Aos 23, foi a vez do técnico Rogério Zimmermann na equipe. O comandante trocou Ramon por Nathan, o que não alterou o desenho tático da equipe, já que ambos tiveram como habitat o lado esquerdo de ataque e também auxiliaram a marcação no momento defensivo. E Nathan precisou de pouco tempo para aparecer. Aos 25, Marcos Paraná foi lançado por Wender e cruzou na segunda trave. O extrema, contudo, foi encoberto pela pelota, já que o companheiro de ataque exagerou na força.

A torcida vermelha e preta, que deu sinais de irritação em determinados momentos, voltou a comemorar. Aos 30, Wender recebeu de Leandro Leite e cortou a marcação. O cruzamento do lateral tinha como endereço a segunda trave, mas a bola carimbou a mão de Pablo: pênalti. Na cobrança, enquanto Emerson caiu no canto direito, Diogo Oliveira escolheu a batida rasteira no centro do gol: 1 a 0, para delírio dos rubro-negros no estádio Bento Freitas.

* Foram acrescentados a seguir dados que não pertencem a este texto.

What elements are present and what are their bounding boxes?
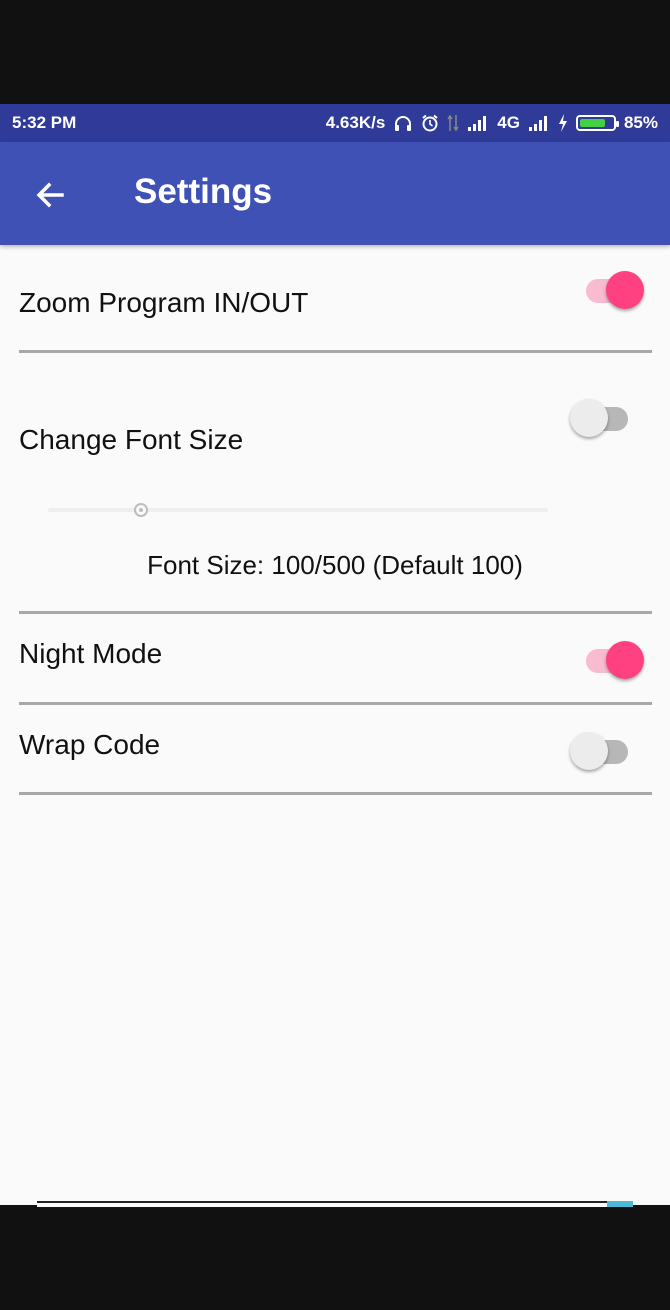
network-type: 4G <box>497 113 520 132</box>
night-mode-switch[interactable] <box>582 638 644 679</box>
divider <box>19 702 652 705</box>
font-size-slider[interactable] <box>48 500 548 520</box>
font-size-value: Font Size: 100/500 (Default 100) <box>147 550 523 580</box>
divider <box>19 350 652 353</box>
divider <box>19 611 652 614</box>
font-size-switch[interactable] <box>570 396 632 437</box>
arrow-back-icon <box>36 182 64 208</box>
font-size-label: Change Font Size <box>19 424 244 455</box>
signal-icon <box>467 115 489 131</box>
status-bar: 5:32 PM 4.63K/s 4G 85% <box>0 104 670 142</box>
wrap-code-label: Wrap Code <box>19 729 161 760</box>
app-bar: Settings <box>0 142 670 245</box>
night-mode-label: Night Mode <box>19 638 163 669</box>
status-icons: 4.63K/s 4G 85% <box>326 113 658 133</box>
phone-screen: 5:32 PM 4.63K/s 4G 85% Settings Zoom Pro… <box>0 0 670 1310</box>
slider-track <box>48 508 548 512</box>
battery-percent: 85% <box>623 113 658 132</box>
divider <box>19 792 652 795</box>
zoom-switch[interactable] <box>582 268 644 309</box>
slider-thumb[interactable] <box>134 503 148 517</box>
status-time: 5:32 PM <box>12 113 77 132</box>
battery-icon <box>575 115 619 131</box>
alarm-icon <box>421 114 439 132</box>
charging-icon <box>558 114 568 132</box>
page-title: Settings <box>134 172 273 211</box>
ad-banner[interactable] <box>37 1201 633 1207</box>
zoom-label: Zoom Program IN/OUT <box>19 287 309 318</box>
net-speed: 4.63K/s <box>325 113 386 132</box>
battery-fill <box>579 119 606 127</box>
data-arrows-icon <box>447 114 459 132</box>
headphones-icon <box>393 114 413 132</box>
wrap-code-switch[interactable] <box>570 729 632 770</box>
back-button[interactable] <box>28 173 72 217</box>
signal-icon <box>528 115 550 131</box>
settings-list: Zoom Program IN/OUT Change Font Size Fon… <box>0 245 670 1205</box>
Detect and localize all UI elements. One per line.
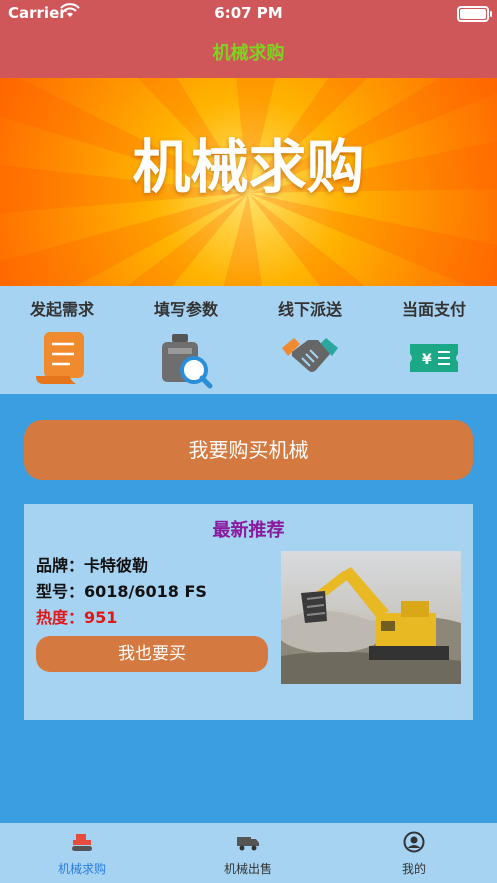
status-bar: Carrier 6:07 PM — [0, 0, 497, 26]
excavator-photo[interactable] — [281, 551, 461, 684]
feature-strip: 发起需求 填写参数 线下派送 当面支付 ¥ — [0, 286, 497, 394]
svg-text:¥: ¥ — [422, 352, 432, 368]
tab-label: 机械求购 — [57, 862, 106, 876]
feature-item-request[interactable]: 发起需求 — [0, 296, 124, 394]
page-title: 机械求购 — [212, 43, 285, 64]
tab-bar: 机械求购 机械出售 我的 — [0, 823, 497, 883]
scroll-document-icon — [36, 332, 84, 384]
feature-item-payment[interactable]: 当面支付 ¥ — [372, 296, 496, 394]
feature-label: 发起需求 — [29, 300, 94, 319]
recommendation-card: 最新推荐 品牌：卡特彼勒 型号：6018/6018 FS 热度：951 我也要买 — [24, 504, 473, 720]
crawler-machine-icon — [72, 834, 92, 851]
search-parameter-icon — [162, 334, 213, 389]
feature-item-delivery[interactable]: 线下派送 — [248, 296, 372, 394]
feature-label: 当面支付 — [401, 300, 466, 319]
feature-label: 填写参数 — [153, 300, 218, 319]
truck-icon — [237, 837, 259, 851]
tab-label: 机械出售 — [223, 862, 272, 876]
navigation-bar: 机械求购 — [0, 26, 497, 78]
battery-icon — [457, 6, 492, 22]
feature-label: 线下派送 — [277, 300, 342, 319]
brand-text: 品牌：卡特彼勒 — [36, 556, 149, 575]
recommend-title: 最新推荐 — [212, 520, 285, 541]
tab-mine[interactable]: 我的 — [354, 831, 474, 877]
model-text: 型号：6018/6018 FS — [36, 582, 207, 601]
handshake-icon — [282, 338, 338, 372]
hot-text: 热度：951 — [36, 608, 118, 627]
also-buy-button[interactable]: 我也要买 — [36, 636, 268, 672]
buy-machinery-button[interactable]: 我要购买机械 — [24, 420, 473, 480]
clock: 6:07 PM — [214, 4, 283, 22]
tab-machinery-sell[interactable]: 机械出售 — [188, 831, 308, 877]
tab-label: 我的 — [401, 862, 426, 876]
tab-machinery-buy[interactable]: 机械求购 — [22, 831, 142, 877]
user-circle-icon — [403, 831, 425, 853]
yuan-ticket-icon: ¥ — [410, 344, 458, 372]
banner-title: 机械求购 — [132, 133, 365, 201]
feature-item-params[interactable]: 填写参数 — [124, 296, 248, 394]
banner: 机械求购 — [0, 78, 497, 286]
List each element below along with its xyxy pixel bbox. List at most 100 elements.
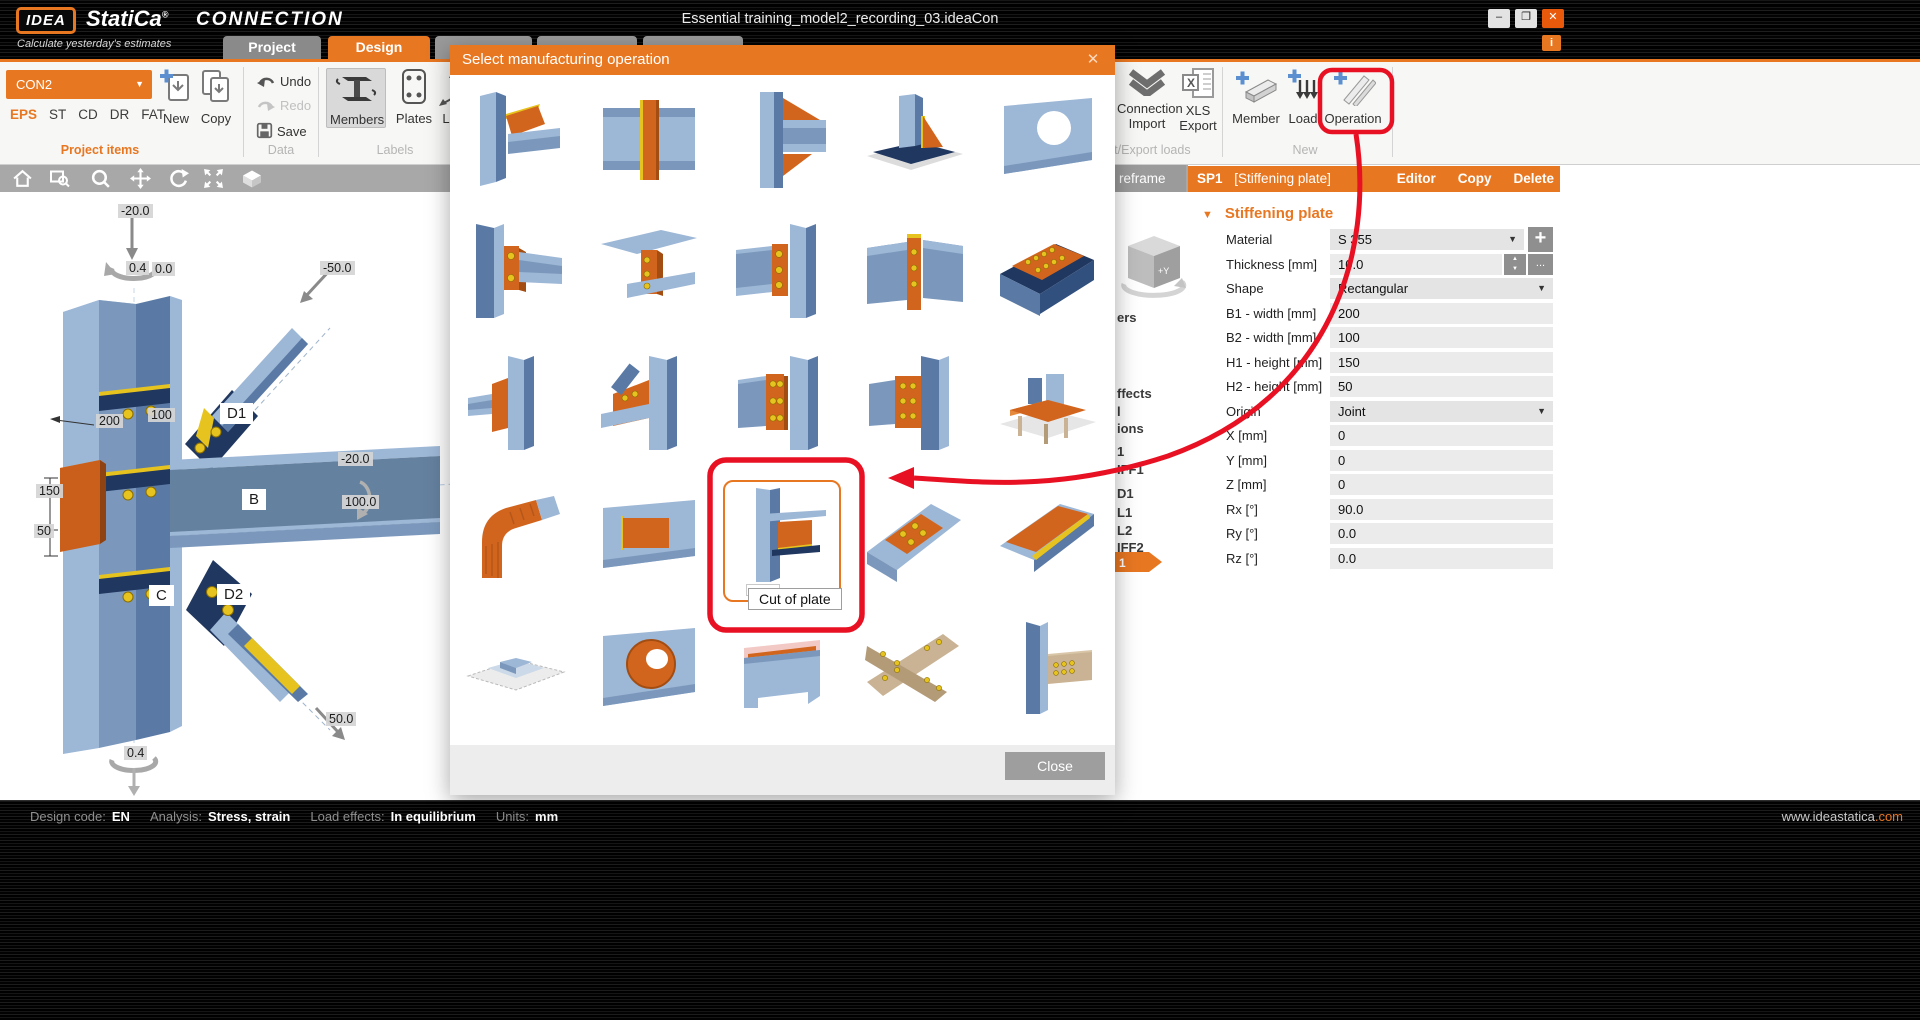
website-link[interactable]: www.ideastatica.com <box>1782 809 1903 824</box>
operation-tile-cleat[interactable] <box>466 222 566 322</box>
new-project-item-button[interactable]: New <box>158 68 194 126</box>
mode-eps[interactable]: EPS <box>10 107 37 122</box>
xls-export-button[interactable]: X XLSExport <box>1177 68 1219 133</box>
home-view-icon[interactable] <box>12 168 33 194</box>
undo-button[interactable]: Undo <box>256 74 311 89</box>
operation-tile-gusset-diagonal[interactable] <box>599 354 699 454</box>
property-value-b2[interactable]: 100 <box>1330 327 1553 348</box>
operation-tile-stiffener-haunch[interactable] <box>732 90 832 190</box>
panel-action-delete[interactable]: Delete <box>1513 171 1554 186</box>
thickness-spinner[interactable]: ▲▼ <box>1504 254 1526 275</box>
property-value-y[interactable]: 0 <box>1330 450 1553 471</box>
solid-view-icon[interactable] <box>240 168 264 194</box>
section-stiffening-plate[interactable]: ▼Stiffening plate <box>1202 205 1333 222</box>
operation-tile-wide-cover-plate[interactable] <box>998 486 1098 586</box>
operation-tile-cold-formed-plate[interactable] <box>732 618 832 718</box>
property-value-h1[interactable]: 150 <box>1330 352 1553 373</box>
sidebar-fragment-1[interactable]: ffects <box>1117 386 1152 401</box>
tab-project[interactable]: Project <box>223 36 321 59</box>
property-value-material[interactable]: S 355▼ <box>1330 229 1524 250</box>
i-beam-section-icon <box>330 71 382 110</box>
operation-tile-splice-cover[interactable] <box>599 222 699 322</box>
sidebar-fragment-4[interactable]: 1 <box>1117 444 1124 459</box>
property-value-z[interactable]: 0 <box>1330 474 1553 495</box>
property-value-h2[interactable]: 50 <box>1330 376 1553 397</box>
sidebar-selected-item-fragment[interactable]: 1 <box>1115 552 1165 572</box>
operation-tile-through-stub[interactable] <box>466 354 566 454</box>
svg-text:X: X <box>1187 76 1195 90</box>
operation-tile-bend-of-plate[interactable] <box>466 486 566 586</box>
connection-selector[interactable]: CON2▼ <box>6 70 152 99</box>
operation-tile-negative-volume[interactable] <box>466 618 566 718</box>
group-label-new: New <box>1270 143 1340 157</box>
new-member-button[interactable]: Member <box>1228 68 1284 126</box>
viewport-label-rot-bottom: 0.4 <box>124 746 147 760</box>
property-value-x[interactable]: 0 <box>1330 425 1553 446</box>
mode-cd[interactable]: CD <box>78 107 98 122</box>
section-title: Stiffening plate <box>1225 205 1333 222</box>
property-value-shape[interactable]: Rectangular▼ <box>1330 278 1553 299</box>
rotate-icon[interactable] <box>168 168 189 194</box>
redo-button[interactable]: Redo <box>256 98 311 113</box>
operation-tile-rib-plate[interactable] <box>865 486 965 586</box>
dialog-close-button[interactable]: Close <box>1005 752 1105 780</box>
property-value-thickness[interactable]: 10.0 <box>1330 254 1502 275</box>
window-title: Essential training_model2_recording_03.i… <box>560 11 1120 27</box>
zoom-icon[interactable] <box>90 168 111 194</box>
copy-project-item-button[interactable]: Copy <box>196 68 236 126</box>
close-window-button[interactable]: ✕ <box>1542 9 1564 28</box>
plates-labels-toggle[interactable]: Plates <box>392 68 436 126</box>
operation-tile-bolted-splice[interactable] <box>865 354 965 454</box>
zoom-fit-icon[interactable] <box>203 168 224 194</box>
operation-tile-workplane[interactable] <box>998 354 1098 454</box>
property-value-rx[interactable]: 90.0 <box>1330 499 1553 520</box>
property-value-ry[interactable]: 0.0 <box>1330 523 1553 544</box>
property-value-rz[interactable]: 0.0 <box>1330 548 1553 569</box>
operation-tile-cut-of-plate[interactable] <box>732 486 832 586</box>
save-button[interactable]: Save <box>256 122 307 139</box>
mode-st[interactable]: ST <box>49 107 66 122</box>
panel-action-editor[interactable]: Editor <box>1397 171 1436 186</box>
operation-tile-splice-plate[interactable] <box>865 222 965 322</box>
thickness-more-button[interactable]: ... <box>1528 254 1553 275</box>
sidebar-fragment-5[interactable]: IFF1 <box>1117 462 1144 477</box>
operation-tile-rectangular-opening[interactable] <box>599 486 699 586</box>
members-labels-toggle[interactable]: Members <box>326 68 386 128</box>
panel-action-copy[interactable]: Copy <box>1458 171 1492 186</box>
mode-dr[interactable]: DR <box>110 107 130 122</box>
wireframe-button-fragment[interactable]: reframe <box>1115 165 1186 192</box>
property-value-origin[interactable]: Joint▼ <box>1330 401 1553 422</box>
operation-tile-end-plate-wall[interactable] <box>599 90 699 190</box>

O tento provocou reações distintas nas equipes. O Paysandu até esboçou uma presença mais contundente além da linha divisória do gramado, mas não conseguiu penetrar na área pelotense. O Xavante, por sua vez, criou oportunidades de ampliar: aos 39, Leandro Leite aproveitou a saída errada do Papão e descolou grande passe para Felipe Garcia, mas o camisa 7 esbarrou na defesa de Emerson

Perto dos acréscimos, foi a vez de Nena desperdiçar grande oportunidade, cara a cara com o arqueiro adversário. Depois do lance, até havia tempo para mais ações, mas o triunfo gaúcho prevaleceu até o apito final do árbitro Cláudio Francisco Lima e Silva.